繊維状空気圧アクチュエータの性能に及ぼす材料特性の影響 Effect of Material Properties on Fiber-Shaped Pneumatic Actuators Performance
Muh Amdadul Hoque,Emily Petersen and Xiaomeng Fang
Actuators Published: 18 March 2023
DOI:https://doi.org/10.3390/act12030129
Abstract
Thin fiber-shaped pneumatic artificial muscle (PAM) can generate contractile motions upon stimulation, and it is well known for its good compliance, high weight-to-power ratio, resemblance to animal muscle movements, and, most importantly, the capability to be integrated into fabrics and other textile forms for wearable devices.
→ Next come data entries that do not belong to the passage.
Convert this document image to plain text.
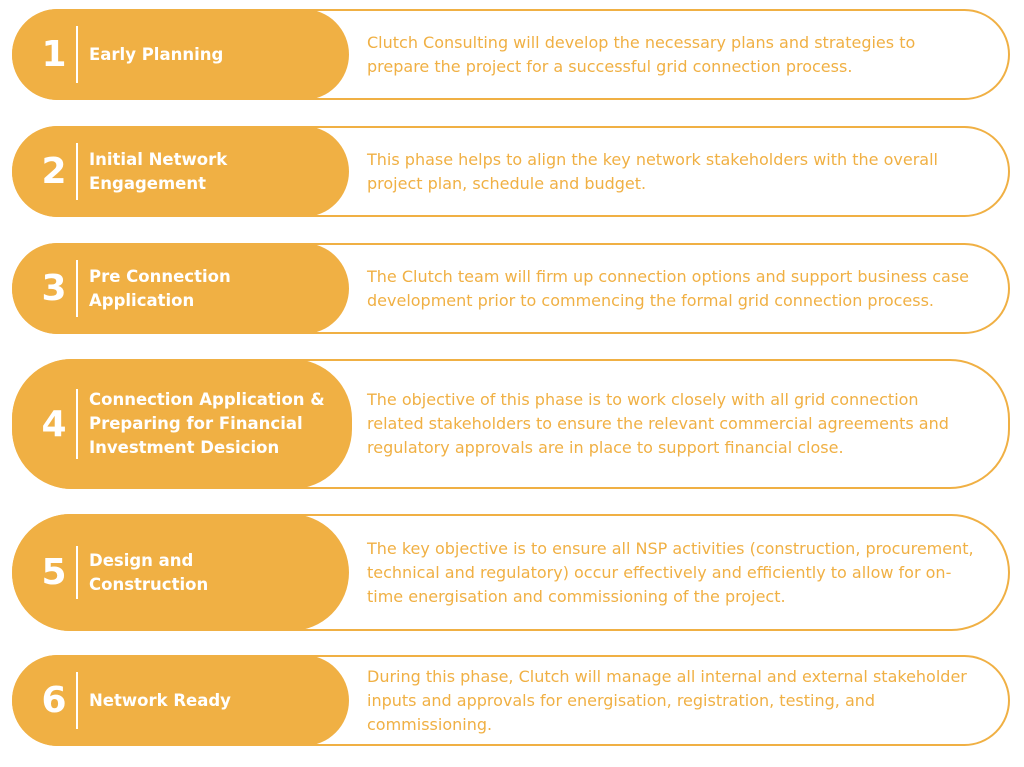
1 Early Planning
Clutch Consulting will develop the necessary plans and strategies to prepare the project for a successful grid connection process.
2 Initial Network Engagement
This phase helps to align the key network stakeholders with the overall project plan, schedule and budget.
3 Pre Connection Application
The Clutch team will firm up connection options and support business case development prior to commencing the formal grid connection process.
4
Connection Application & Preparing for Financial Investment Desicion
The objective of this phase is to work closely with all grid connection related stakeholders to ensure the relevant commercial agreements and regulatory approvals are in place to support financial close.
5 Design and Construction
The key objective is to ensure all NSP activities (construction, procurement, technical and regulatory) occur effectively and efficiently to allow for on-time energisation and commissioning of the project.
6 Network Ready
During this phase, Clutch will manage all internal and external stakeholder inputs and approvals for energisation, registration, testing, and commissioning.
This fiber-shaped device, based on McKibben technology, consists of an elastomeric bladder that is wrapped around by a braided sleeve, which transfers radial expansion into longitudinal contraction due to the change in the sleeve’s braiding angle while being inflated. This paper investigates the effect of material properties on fiber-shaped PAM’s behavior, including the braiding yarn and bladder’s dimensional and mechanical properties. A range of samples with combinations of yarn and bladder parameters were developed and characterized. A robust fabrication process verified through several calibration and control experiments of PAM was applied, which ensured a more accurate characterization of the actuators. The results demonstrate that material properties, such as yarn stiffness, yarn diameter, bladder diameter, and bladder hardness, have significant effects on PAMs’ deformation strains and forces generated. The findings can serve as fundamental guidelines for the future design and development of fiber-shaped pneumatic actuators.